Groundbreaking Results, Validated in Our Research Labs
SambaNova has been working closely with many organizations the past few months and has established a new state of the art in NLP. This advancement in NLP deep learning is illustrated by a GPU-crushing, world record performance result achieved on SambaNova Systems’ Dataflow-optimized system. We used a new method to train multi-billion parameter models that we call ONE (Optimized Neural network Execution). This result highlights orders-of-magnitude performance and efficiency improvements, achieved by using significantly fewer, more powerful systems compared to existing solutions.
Break Free of GPU Handcuffs
SambaNova Systems’ Reconfigurable Dataflow Architecture™ (RDA) enables massive models that previously required 1,000+ GPUs to run on a single system, while utilizing the same programming model as on a single SambaNova Systems Reconfigurable Dataflow Unit™ (RDU).

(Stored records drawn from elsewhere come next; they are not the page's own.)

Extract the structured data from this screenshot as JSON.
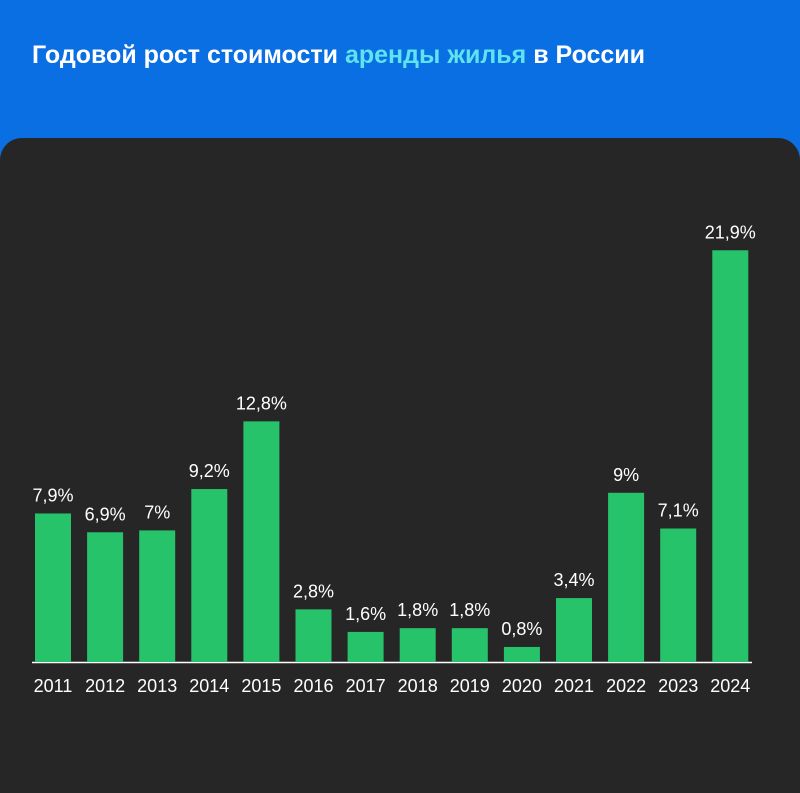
{
  "header": {
    "title_part1": "Годовой рост стоимости ",
    "title_accent": "аренды жилья",
    "title_part2": " в России"
  },
  "colors": {
    "header_bg": "#0b6fe4",
    "panel_bg": "#262626",
    "bar": "#26c36b",
    "accent_text": "#5ee3ef",
    "text": "#ffffff"
  },
  "chart_data": {
    "type": "bar",
    "categories": [
      "2011",
      "2012",
      "2013",
      "2014",
      "2015",
      "2016",
      "2017",
      "2018",
      "2019",
      "2020",
      "2021",
      "2022",
      "2023",
      "2024"
    ],
    "values": [
      7.9,
      6.9,
      7,
      9.2,
      12.8,
      2.8,
      1.6,
      1.8,
      1.8,
      0.8,
      3.4,
      9,
      7.1,
      21.9
    ],
    "data_labels": [
      "7,9%",
      "6,9%",
      "7%",
      "9,2%",
      "12,8%",
      "2,8%",
      "1,6%",
      "1,8%",
      "1,8%",
      "0,8%",
      "3,4%",
      "9%",
      "7,1%",
      "21,9%"
    ],
    "ylim": [
      0,
      22
    ],
    "grid": false,
    "legend": "none"
  }
}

SambaNova RDA is designed to efficiently execute a broad range of applications. RDA eliminates the deficiencies caused by the instruction sets that bottleneck conventional hardware today.
Run Large Model Architectures with a Single SambaNova Systems DataScale™ System
With GPU-based systems, developers have been forced to do complicated cluster programming for multiple racks of systems and to manually program data parallelism and workload orchestration.

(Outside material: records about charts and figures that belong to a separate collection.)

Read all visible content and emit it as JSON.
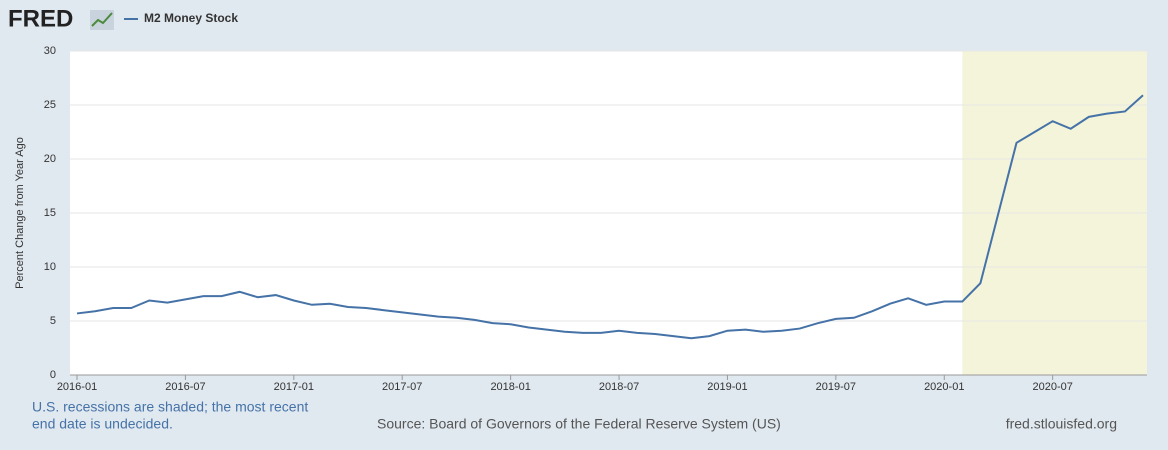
{
  "logo": "FRED",
  "chart_data": {
    "type": "line",
    "series": [
      {
        "name": "M2 Money Stock",
        "color": "#4572a7",
        "values": [
          5.7,
          5.9,
          6.2,
          6.2,
          6.9,
          6.7,
          7.0,
          7.3,
          7.3,
          7.7,
          7.2,
          7.4,
          6.9,
          6.5,
          6.6,
          6.3,
          6.2,
          6.0,
          5.8,
          5.6,
          5.4,
          5.3,
          5.1,
          4.8,
          4.7,
          4.4,
          4.2,
          4.0,
          3.9,
          3.9,
          4.1,
          3.9,
          3.8,
          3.6,
          3.4,
          3.6,
          4.1,
          4.2,
          4.0,
          4.1,
          4.3,
          4.8,
          5.2,
          5.3,
          5.9,
          6.6,
          7.1,
          6.5,
          6.8,
          6.8,
          8.5,
          15.0,
          21.5,
          22.5,
          23.5,
          22.8,
          23.9,
          24.2,
          24.4,
          25.9
        ]
      }
    ],
    "x": [
      "2016-01",
      "2016-02",
      "2016-03",
      "2016-04",
      "2016-05",
      "2016-06",
      "2016-07",
      "2016-08",
      "2016-09",
      "2016-10",
      "2016-11",
      "2016-12",
      "2017-01",
      "2017-02",
      "2017-03",
      "2017-04",
      "2017-05",
      "2017-06",
      "2017-07",
      "2017-08",
      "2017-09",
      "2017-10",
      "2017-11",
      "2017-12",
      "2018-01",
      "2018-02",
      "2018-03",
      "2018-04",
      "2018-05",
      "2018-06",
      "2018-07",
      "2018-08",
      "2018-09",
      "2018-10",
      "2018-11",
      "2018-12",
      "2019-01",
      "2019-02",
      "2019-03",
      "2019-04",
      "2019-05",
      "2019-06",
      "2019-07",
      "2019-08",
      "2019-09",
      "2019-10",
      "2019-11",
      "2019-12",
      "2020-01",
      "2020-02",
      "2020-03",
      "2020-04",
      "2020-05",
      "2020-06",
      "2020-07",
      "2020-08",
      "2020-09",
      "2020-10",
      "2020-11",
      "2020-12"
    ],
    "xlim": [
      "2016-01",
      "2020-12"
    ],
    "xticks": [
      "2016-01",
      "2016-07",
      "2017-01",
      "2017-07",
      "2018-01",
      "2018-07",
      "2019-01",
      "2019-07",
      "2020-01",
      "2020-07"
    ],
    "ylim": [
      0,
      30
    ],
    "yticks": [
      0,
      5,
      10,
      15,
      20,
      25,
      30
    ],
    "grid": true,
    "y_label": "Percent Change from Year Ago",
    "recession_start": "2020-02",
    "note": "U.S. recessions are shaded; the most recent end date is undecided.",
    "source": "Source: Board of Governors of the Federal Reserve System (US)",
    "site": "fred.stlouisfed.org"
  }
}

A single SambaNova DataScale System with petaflops of performance and terabytes of memory ran the 100-billion parameter ONE model with ease and efficiency, and with plenty of usable headroom. Based on our preliminary work and the results we achieved, we believe running a trillion-parameter model is quite conceivable.
The proliferation of Transformer-based NLP models continues to stress the boundaries of GPU utility. Researchers are continuing to develop bigger models, and as a result the stress fractures on GPU-based deployments are also getting bigger. By maintaining the same simple programming model from one to many RDUs, organizations of all sizes can now run big models with ease and simplicity.

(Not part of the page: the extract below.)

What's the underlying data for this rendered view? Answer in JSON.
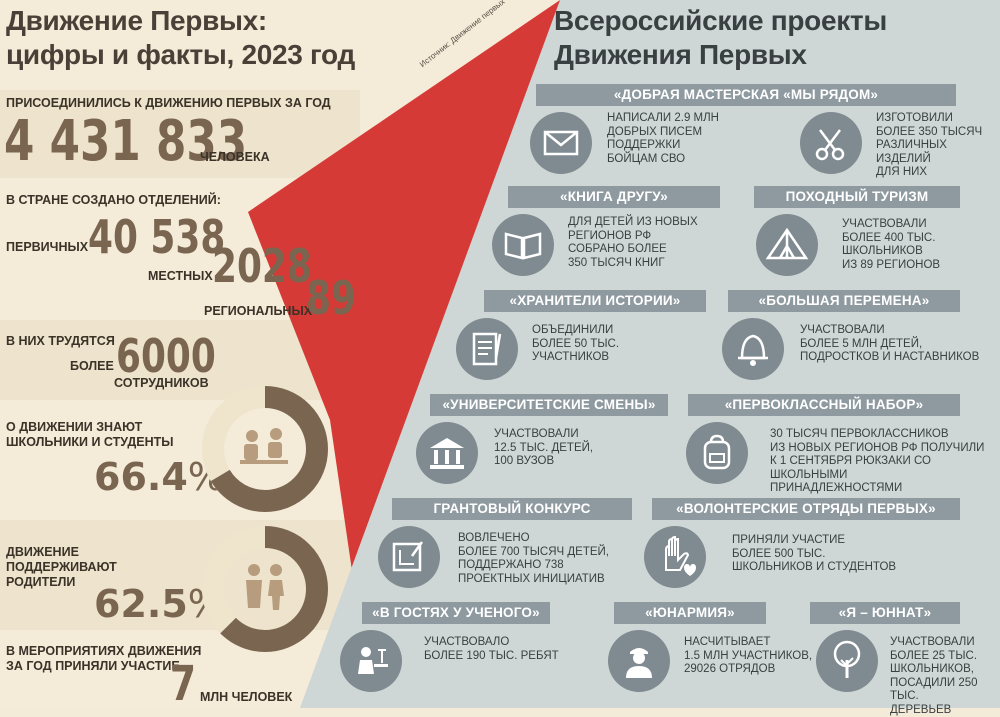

The sophistication of SambaNova Systems’ SambaFlow™ software stack paired with our Dataflow-optimized hardware eliminates overhead and maximizes performance to yield unprecedented results and new capabilities.
No Boundaries, Only New Possibilities for NLP
Three trends have emerged in NLP that are pushing infrastructure requirements far beyond the capabilities of current GPU architecture. These trends, below, highlight attributes that enhance SambaNova Systems DataScale’s ability to deliver world record throughput performance and unlock capabilities that were previously unattainable.
Kunle Olukotun, one of SambaNova Systems’ esteemed co-founders and the company’s chief technologist, describes our systems best: “SambaNova engineered a purpose-built Reconfigurable Dataflow Architecture that expands the horizons of capability for the future of machine learning. Users, developers, and applications are now liberated from the constraints of legacy architectures.”